Khan / khan-api

Documentation for (and examples of) using the Khan Academy API
http://www.khanacademy.org
377 stars 75 forks source link

Hindi videos in topic tree even when using lang=en-US #136

Open HosseinAgha opened 5 years ago

HosseinAgha commented 5 years ago

Take a look at this video: https://www.khanacademy.org/api/v1/videos/D3N7Yd8aHvM
It looks like an English video but both translated-youtube-url and youtube-url redirect to a hindi video.
The only thing to distinguish it is the title.
even source_language is English.
Now I'm worried that api may return some videos in other languages and mark them as English.

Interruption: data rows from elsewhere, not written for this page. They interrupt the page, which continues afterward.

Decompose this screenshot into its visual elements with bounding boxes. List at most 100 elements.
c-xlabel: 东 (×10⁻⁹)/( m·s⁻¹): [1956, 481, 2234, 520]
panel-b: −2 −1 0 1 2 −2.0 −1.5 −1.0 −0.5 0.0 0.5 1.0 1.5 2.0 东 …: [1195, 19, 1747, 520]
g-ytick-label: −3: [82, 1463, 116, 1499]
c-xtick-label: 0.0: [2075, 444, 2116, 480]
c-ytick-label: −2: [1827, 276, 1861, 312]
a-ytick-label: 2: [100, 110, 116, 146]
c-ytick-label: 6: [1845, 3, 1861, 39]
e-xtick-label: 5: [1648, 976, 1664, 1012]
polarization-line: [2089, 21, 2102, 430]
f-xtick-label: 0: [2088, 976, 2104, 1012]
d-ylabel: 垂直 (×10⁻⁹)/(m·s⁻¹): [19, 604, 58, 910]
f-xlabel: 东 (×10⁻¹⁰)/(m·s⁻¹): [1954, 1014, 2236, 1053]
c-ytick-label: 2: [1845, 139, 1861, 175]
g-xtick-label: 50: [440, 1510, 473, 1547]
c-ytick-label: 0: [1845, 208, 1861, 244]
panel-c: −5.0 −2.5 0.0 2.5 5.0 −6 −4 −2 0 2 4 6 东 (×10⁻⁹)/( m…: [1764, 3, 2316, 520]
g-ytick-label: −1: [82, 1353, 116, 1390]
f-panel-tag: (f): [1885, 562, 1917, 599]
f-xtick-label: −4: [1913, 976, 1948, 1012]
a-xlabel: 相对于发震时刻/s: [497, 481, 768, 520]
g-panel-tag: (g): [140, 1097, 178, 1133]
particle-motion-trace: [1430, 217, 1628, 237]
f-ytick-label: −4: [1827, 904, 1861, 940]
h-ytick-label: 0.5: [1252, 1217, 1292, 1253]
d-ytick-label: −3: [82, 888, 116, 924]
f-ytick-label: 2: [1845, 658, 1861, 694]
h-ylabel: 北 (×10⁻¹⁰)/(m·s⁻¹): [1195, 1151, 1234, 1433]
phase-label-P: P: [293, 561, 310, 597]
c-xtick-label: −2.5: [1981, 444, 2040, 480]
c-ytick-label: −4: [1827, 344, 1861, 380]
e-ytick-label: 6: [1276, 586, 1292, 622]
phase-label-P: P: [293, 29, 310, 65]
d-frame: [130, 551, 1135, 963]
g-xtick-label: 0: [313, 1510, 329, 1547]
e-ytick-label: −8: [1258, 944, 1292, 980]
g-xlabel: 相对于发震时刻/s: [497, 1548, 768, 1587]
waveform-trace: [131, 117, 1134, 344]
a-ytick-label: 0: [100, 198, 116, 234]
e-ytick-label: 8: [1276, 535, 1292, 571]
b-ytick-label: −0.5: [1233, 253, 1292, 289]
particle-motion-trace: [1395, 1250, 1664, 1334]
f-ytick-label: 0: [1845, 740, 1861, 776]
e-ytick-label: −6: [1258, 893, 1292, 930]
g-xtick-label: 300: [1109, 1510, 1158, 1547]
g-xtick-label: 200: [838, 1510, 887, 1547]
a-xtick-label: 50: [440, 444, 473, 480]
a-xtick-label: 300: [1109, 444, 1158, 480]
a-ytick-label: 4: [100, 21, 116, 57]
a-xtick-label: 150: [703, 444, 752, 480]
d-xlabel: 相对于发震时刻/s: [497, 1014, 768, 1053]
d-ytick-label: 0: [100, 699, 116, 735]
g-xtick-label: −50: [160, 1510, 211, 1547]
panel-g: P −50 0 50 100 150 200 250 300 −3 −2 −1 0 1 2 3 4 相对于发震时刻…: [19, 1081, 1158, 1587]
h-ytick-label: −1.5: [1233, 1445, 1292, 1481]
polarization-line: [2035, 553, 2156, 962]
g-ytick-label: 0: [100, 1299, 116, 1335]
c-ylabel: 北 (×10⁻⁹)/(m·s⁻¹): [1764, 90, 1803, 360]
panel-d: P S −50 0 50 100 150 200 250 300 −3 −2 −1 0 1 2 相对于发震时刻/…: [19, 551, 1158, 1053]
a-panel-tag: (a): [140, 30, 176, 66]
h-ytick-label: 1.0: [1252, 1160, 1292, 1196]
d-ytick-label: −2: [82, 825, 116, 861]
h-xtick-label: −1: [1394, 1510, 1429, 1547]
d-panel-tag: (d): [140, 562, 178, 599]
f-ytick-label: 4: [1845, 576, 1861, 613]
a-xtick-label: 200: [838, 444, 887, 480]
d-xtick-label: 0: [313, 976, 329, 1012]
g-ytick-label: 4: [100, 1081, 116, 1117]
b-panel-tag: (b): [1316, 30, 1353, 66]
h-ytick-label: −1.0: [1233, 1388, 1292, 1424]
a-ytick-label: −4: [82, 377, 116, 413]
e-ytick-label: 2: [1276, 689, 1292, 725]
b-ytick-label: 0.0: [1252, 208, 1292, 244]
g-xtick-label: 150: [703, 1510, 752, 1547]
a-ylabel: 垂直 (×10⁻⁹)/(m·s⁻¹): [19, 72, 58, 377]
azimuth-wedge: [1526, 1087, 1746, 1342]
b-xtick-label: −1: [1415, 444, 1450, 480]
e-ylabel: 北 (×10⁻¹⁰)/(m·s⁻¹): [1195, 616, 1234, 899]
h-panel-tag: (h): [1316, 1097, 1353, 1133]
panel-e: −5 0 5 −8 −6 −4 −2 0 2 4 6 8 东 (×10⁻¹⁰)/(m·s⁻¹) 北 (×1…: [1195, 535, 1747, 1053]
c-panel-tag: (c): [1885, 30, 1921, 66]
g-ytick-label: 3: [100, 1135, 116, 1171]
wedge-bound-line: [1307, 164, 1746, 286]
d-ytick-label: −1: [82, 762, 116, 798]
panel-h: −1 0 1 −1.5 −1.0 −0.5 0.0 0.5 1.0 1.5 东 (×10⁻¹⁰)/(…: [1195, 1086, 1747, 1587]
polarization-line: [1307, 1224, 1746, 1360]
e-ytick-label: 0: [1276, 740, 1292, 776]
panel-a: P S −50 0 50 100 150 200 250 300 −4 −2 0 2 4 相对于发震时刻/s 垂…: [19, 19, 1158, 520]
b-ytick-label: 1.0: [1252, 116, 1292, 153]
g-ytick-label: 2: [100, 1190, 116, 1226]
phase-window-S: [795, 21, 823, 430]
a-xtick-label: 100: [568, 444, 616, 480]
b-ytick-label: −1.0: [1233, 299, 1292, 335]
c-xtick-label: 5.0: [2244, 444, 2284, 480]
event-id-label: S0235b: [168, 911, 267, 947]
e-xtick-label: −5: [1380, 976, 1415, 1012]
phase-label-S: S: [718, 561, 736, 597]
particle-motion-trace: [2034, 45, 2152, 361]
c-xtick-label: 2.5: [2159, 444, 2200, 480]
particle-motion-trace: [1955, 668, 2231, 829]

kdadmin commented 5 years ago

I'm not familiar with the JSON for translated videos, but:

D3N7Yd8aHvM.mp4 is a hindi video. MamrTJ7V_Vg.mp4 is the english version.

A call to: https://www.khanacademy.org/api/v1/videos/MamrTJ7V_Vg returns data on the english version.

Where did the D3N7Yd8aHvM ID come from?

Gary

HosseinAgha commented 5 years ago

I found them using the topictree api

danielhollas commented 5 years ago

I've noticed that the /topictree&kind=video endpoint sometimes contains faulty data for non-EN LTT. Specifically, I noticed that sometimes translated_youtube_id == youtube_id, even though given video was dubbed/recreated. Not sure whether this is related to this ticket.

It is safer to use the /video/ endpoint for each specific video.

danielhollas commented 5 years ago

@HosseinAgha I've just realized what the problem is here. For certain technical reasons, the English TT indeed contains certain content in Hindi. This is unfortunate, but you can workaround this issue by filtering out certain courses. For example, look where the video you mentioned is located:

https://www.khanacademy.org/math/in-in-class-8-math-india-hindi/in-in-8-mensuration-hindi/area-of-trapezoids-composite-figures-hindi/v/finding-area-by-rearranging-parts-hindi

I think this is expected behavior and this ticket can be closed. I should open a separate ticket for the issue in my last comment. One thing that could be improved is the "source_language" field, although I am not sure where it is coming from.